'Utterly Immoral, Robert Keable and his scandalous novel.' by Simon Keable-Elliott
Robert Keable was a chaplain in the First World War who, after the war, wrote a novel called Simon Called Peter which shone a light on life behind the front lines during the war. The central story centred on an affair between a chaplain and a nurse. The book was slated by the critics and considered so ‘utterly immoral’ by F Scott Fitzgerald that he mocked it in The Great Gatsby. It became a huge international bestseller and despite being banned in parts of America went on to spawn a Broadway play and the sequel became a Hollywood Movie.
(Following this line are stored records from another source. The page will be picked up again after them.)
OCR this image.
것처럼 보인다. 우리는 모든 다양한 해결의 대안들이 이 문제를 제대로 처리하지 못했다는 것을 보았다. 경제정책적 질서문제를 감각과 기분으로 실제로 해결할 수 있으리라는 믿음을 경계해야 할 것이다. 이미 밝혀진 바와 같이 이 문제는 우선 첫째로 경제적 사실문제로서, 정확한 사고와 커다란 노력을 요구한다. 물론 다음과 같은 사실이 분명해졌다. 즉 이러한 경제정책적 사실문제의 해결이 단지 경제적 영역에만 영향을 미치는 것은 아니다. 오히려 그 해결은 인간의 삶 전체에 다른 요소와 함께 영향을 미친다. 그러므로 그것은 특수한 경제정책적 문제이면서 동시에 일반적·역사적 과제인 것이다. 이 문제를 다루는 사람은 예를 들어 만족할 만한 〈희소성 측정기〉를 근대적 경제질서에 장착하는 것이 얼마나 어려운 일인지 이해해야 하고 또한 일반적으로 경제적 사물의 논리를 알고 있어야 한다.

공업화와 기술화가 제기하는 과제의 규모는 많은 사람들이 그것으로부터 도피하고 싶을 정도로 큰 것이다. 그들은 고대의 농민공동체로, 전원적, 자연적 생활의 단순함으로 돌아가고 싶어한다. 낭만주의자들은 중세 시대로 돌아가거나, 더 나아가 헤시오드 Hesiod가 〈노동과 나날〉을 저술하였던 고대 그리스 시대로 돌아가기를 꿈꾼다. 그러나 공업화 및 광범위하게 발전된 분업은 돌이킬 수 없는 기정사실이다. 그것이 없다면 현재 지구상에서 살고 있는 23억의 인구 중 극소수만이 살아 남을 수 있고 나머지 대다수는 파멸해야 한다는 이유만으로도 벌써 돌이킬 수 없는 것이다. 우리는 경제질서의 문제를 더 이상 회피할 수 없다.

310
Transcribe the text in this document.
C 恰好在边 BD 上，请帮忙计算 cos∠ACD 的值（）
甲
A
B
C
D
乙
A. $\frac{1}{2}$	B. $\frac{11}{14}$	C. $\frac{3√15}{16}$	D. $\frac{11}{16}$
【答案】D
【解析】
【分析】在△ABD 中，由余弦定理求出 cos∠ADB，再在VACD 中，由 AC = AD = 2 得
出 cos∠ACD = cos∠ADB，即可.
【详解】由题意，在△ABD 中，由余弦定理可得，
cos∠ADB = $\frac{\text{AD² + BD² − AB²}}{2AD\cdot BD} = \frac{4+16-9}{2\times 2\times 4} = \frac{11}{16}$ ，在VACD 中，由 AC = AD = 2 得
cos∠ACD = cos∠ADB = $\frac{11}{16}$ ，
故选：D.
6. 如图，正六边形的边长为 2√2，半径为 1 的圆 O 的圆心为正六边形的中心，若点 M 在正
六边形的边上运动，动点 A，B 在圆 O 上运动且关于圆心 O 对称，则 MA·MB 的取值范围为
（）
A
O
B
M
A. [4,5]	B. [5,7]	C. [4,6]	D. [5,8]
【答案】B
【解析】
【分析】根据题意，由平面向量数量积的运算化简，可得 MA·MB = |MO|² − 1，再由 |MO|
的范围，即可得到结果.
The author’s life was truly extraordinary. As a child he was an evangelical preacher. He won a scholarship to Cambridge, became a priest, worked in Zanzibar and Basutoland as a missionary and gained a reputation as a writer of devotional books. He recruited black labourers to help with the war effort and in 1917 travelled to France as chaplain to the South African Native Labour Corps (SANLC). Witnessing the appalling racism the men faced ‘changed him’, as well as an affair with a 19 year-old lorry driver called Jolie. He left the church and after a year as a teacher back in England he fled the country to go and live in Paul Gauguin’s house in Tahiti. He continued to write and later ‘married’ a Tahitian princess.
Simon’s talk centres on Robert Keable’s time with the SANLC, recruiting in Basutoland and then accompanying the men to Le Havre. It also looks at the reaction to his wartime novel, Simon Called Peter.